Anahita Hekmat

Anahita Hekmat is an Iranian new media artist. Her body of work includes a wide range of mostly traditional media such as photography, drawings, videos and installations to new technological media such as interactive and urban setups, websites and locative media projects. She is working both solo and in collaboration with ethnologists, musicians, programmers and other specialists to create the Multidisciplinary Multimedia experiences. She hybrids ethnographic methodology and subjective imagination. Her works speak to coherent a relationship between visible and invisible. This report seeks to articulate around vision, what we see by being in direct contact with reality and the mental image that this reality has created in the mind that feeds it. Anahita uses closed spaces, found or constructed tunnels, dark rooms and hide places for making a trajectory for the spectators as a result of an in-situ experience.

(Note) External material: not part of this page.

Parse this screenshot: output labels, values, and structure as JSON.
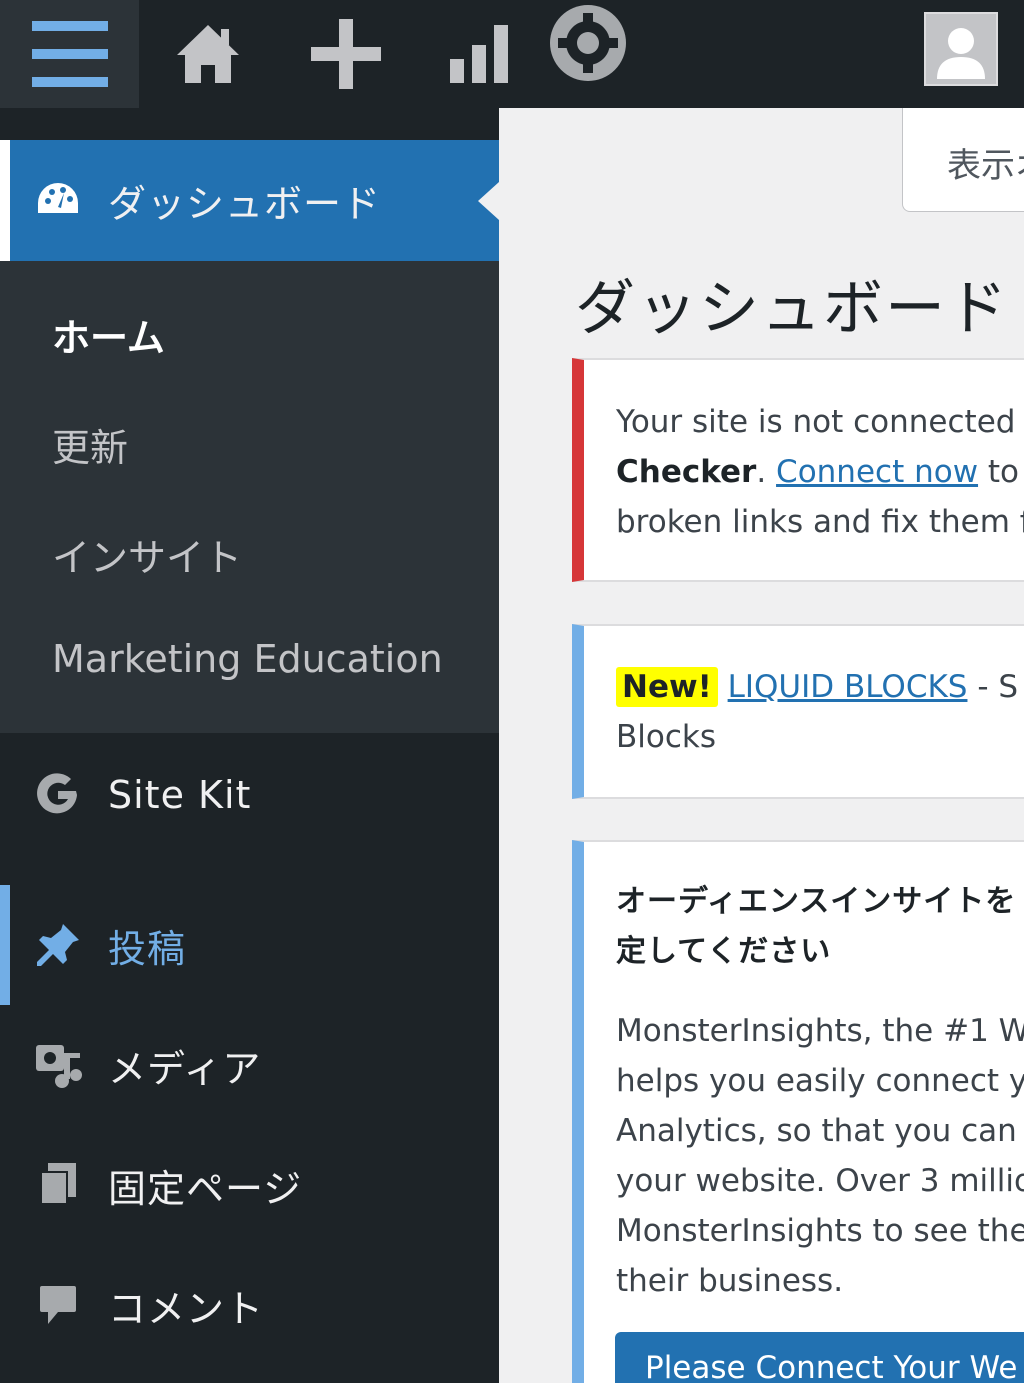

By using architectonic elements related to the past and destroyed (such as vestiges), she is questioning the ability of a specific space to recall and reactive the memory of the past in the present time. The world of childhood is a recurring motif in her body of work. The childhood and rites of passage function as a referential basis for universal temporal units. Thus, each viewer can find a space-time base which is both very personal and common. In her videos, Anahita works from fragments of images (filmed in general during her journeys) that create a documentary approach. By editing, time stretching, manipulating and overlaying images, she is letting forth a poetic and mythical fiction. In general, her work builds a suspended time in which the characters, abstracted of their spatial dimensions, graze the boundaries of documentary and fiction. In her installations, she confronts several screens that she puts into dialoge. This type of medium also allows images to resonate with sounds to deconstruct the Ordinary Time. She generally uses projection as reminiscence of facts which actually experienced. Sound has a great importance in her work. Sound composition is used to add spatiality. It adds the distension of time in Anahita’s closed universes — the audio layers superimposed with their corresponding images, to provide a space to explore, a memory pool.